There is debate about the mechanisms mediating adenosine release from neurons. In this study, the release of adenosine evoked by depolarizing cultured cerebellar granule neurons with 50 m M K + was inhibited by 49 ± 7% in Ca 2+ ‐free medium. The remaining release was blocked by dipyridamole (IC 50 = 6.4 × 10 −8 M ) and nitrobenzylthioinosine (IC 50 = 3.6 × 10 −8 M ), inhibitors of adenosine uptake. Ca 2+ ‐dependent release was reduced by 78 ± 9% following a 21‐h pretreatment of the cells with pertussis toxin, which ADP‐ribosylates G i /G o G proteins, thereby preventing their dissociation.
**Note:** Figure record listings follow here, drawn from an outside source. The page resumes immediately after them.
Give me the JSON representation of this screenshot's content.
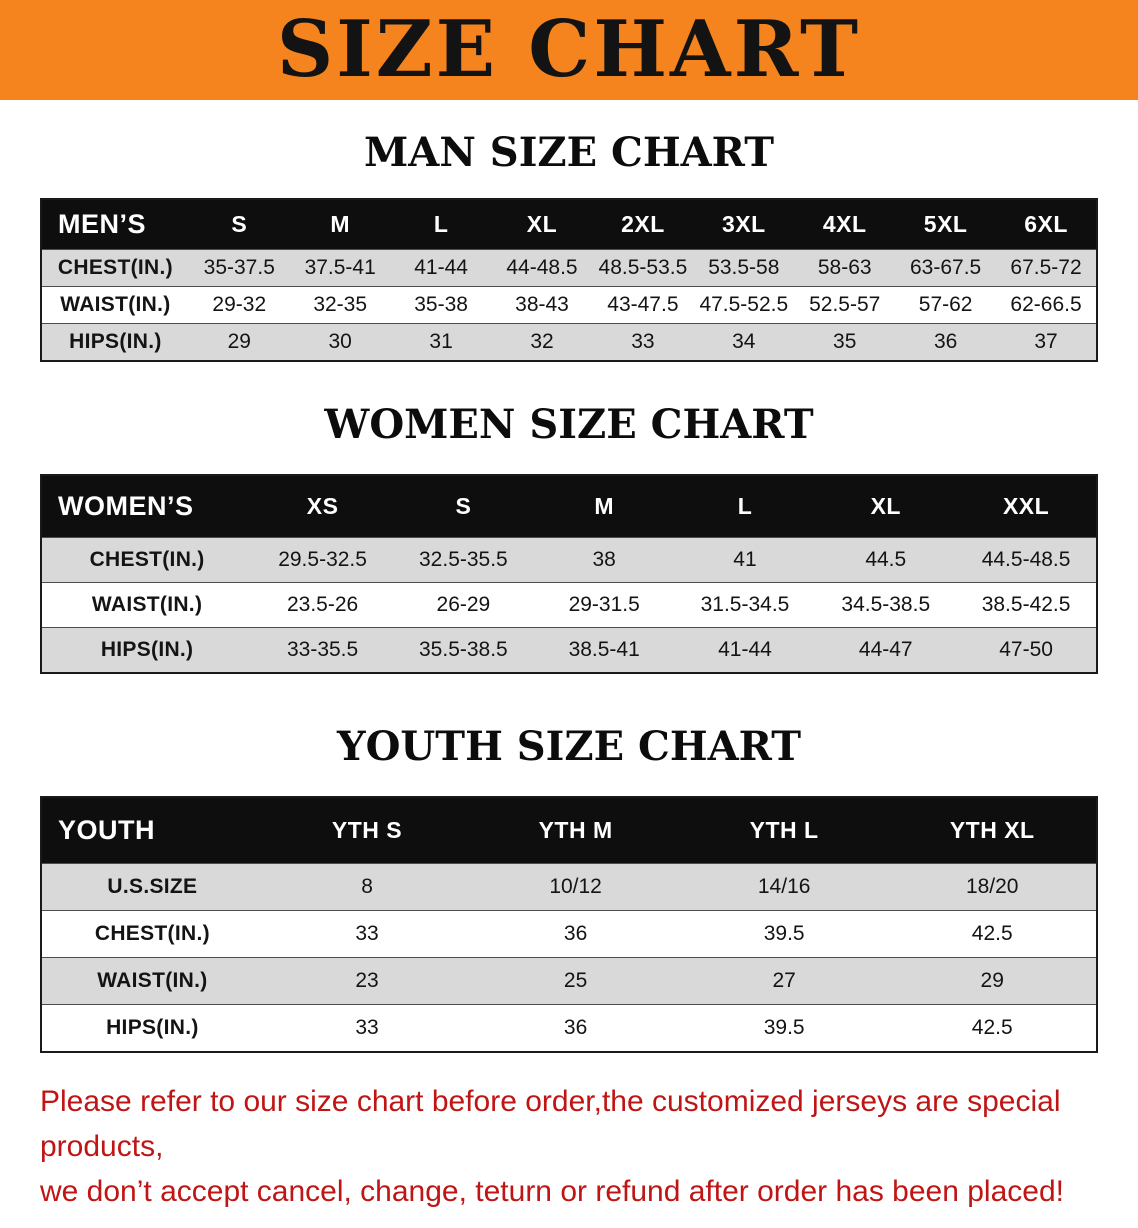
{
  "banner": {
    "title": "SIZE CHART"
  },
  "colors": {
    "banner_bg": "#f5841f",
    "header_bg": "#0e0e0e",
    "row_alt": "#d9d9d9",
    "notice_color": "#c01515"
  },
  "sections": [
    {
      "id": "men",
      "heading": "MAN SIZE CHART",
      "columns": [
        "MEN’S",
        "S",
        "M",
        "L",
        "XL",
        "2XL",
        "3XL",
        "4XL",
        "5XL",
        "6XL"
      ],
      "rows": [
        {
          "label": "CHEST(IN.)",
          "values": [
            "35-37.5",
            "37.5-41",
            "41-44",
            "44-48.5",
            "48.5-53.5",
            "53.5-58",
            "58-63",
            "63-67.5",
            "67.5-72"
          ]
        },
        {
          "label": "WAIST(IN.)",
          "values": [
            "29-32",
            "32-35",
            "35-38",
            "38-43",
            "43-47.5",
            "47.5-52.5",
            "52.5-57",
            "57-62",
            "62-66.5"
          ]
        },
        {
          "label": "HIPS(IN.)",
          "values": [
            "29",
            "30",
            "31",
            "32",
            "33",
            "34",
            "35",
            "36",
            "37"
          ]
        }
      ]
    },
    {
      "id": "women",
      "heading": "WOMEN SIZE CHART",
      "columns": [
        "WOMEN’S",
        "XS",
        "S",
        "M",
        "L",
        "XL",
        "XXL"
      ],
      "rows": [
        {
          "label": "CHEST(IN.)",
          "values": [
            "29.5-32.5",
            "32.5-35.5",
            "38",
            "41",
            "44.5",
            "44.5-48.5"
          ]
        },
        {
          "label": "WAIST(IN.)",
          "values": [
            "23.5-26",
            "26-29",
            "29-31.5",
            "31.5-34.5",
            "34.5-38.5",
            "38.5-42.5"
          ]
        },
        {
          "label": "HIPS(IN.)",
          "values": [
            "33-35.5",
            "35.5-38.5",
            "38.5-41",
            "41-44",
            "44-47",
            "47-50"
          ]
        }
      ]
    },
    {
      "id": "youth",
      "heading": "YOUTH SIZE CHART",
      "columns": [
        "YOUTH",
        "YTH S",
        "YTH M",
        "YTH L",
        "YTH XL"
      ],
      "rows": [
        {
          "label": "U.S.SIZE",
          "values": [
            "8",
            "10/12",
            "14/16",
            "18/20"
          ]
        },
        {
          "label": "CHEST(IN.)",
          "values": [
            "33",
            "36",
            "39.5",
            "42.5"
          ]
        },
        {
          "label": "WAIST(IN.)",
          "values": [
            "23",
            "25",
            "27",
            "29"
          ]
        },
        {
          "label": "HIPS(IN.)",
          "values": [
            "33",
            "36",
            "39.5",
            "42.5"
          ]
        }
      ]
    }
  ],
  "footer": {
    "line1": "Please refer to our size chart before order,the customized jerseys are special products,",
    "line2": "we don’t accept cancel, change, teturn or refund after order has been placed!"
  }
}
The nucleoside transporter‐mediated component of K + ‐induced adenosine release also was inhibited by 62 ± 8% by pertussis toxin and was potentiated by 78 ± 11% following cholera toxin treatment, which permanently activates G s . Uptake of [ 3 H]adenosine into cultured cerebellar granule neurons over a 10‐min period was not dependent on extracellular Na + but was reduced by dipyridamole (IC 50 = 3.2 × 10 −8 M ) and nitrobenzylthioinosine (IC 50 = 2.6 × 10 −8 M ). Thus, adenosine uptake likely occurs via the same transporter mediating Ca 2+ ‐independent adenosine release. Adenosine uptake was potentiated by cholera toxin pretreatment (152 ± 15% of control), but pertussis toxin had no statistically significant effect. It is possible that G s , G i /G o , or free Gβγ dimer modulate the equilibrative, inhibitor‐sensitive nucleoside carrier to enhance adenosine transport.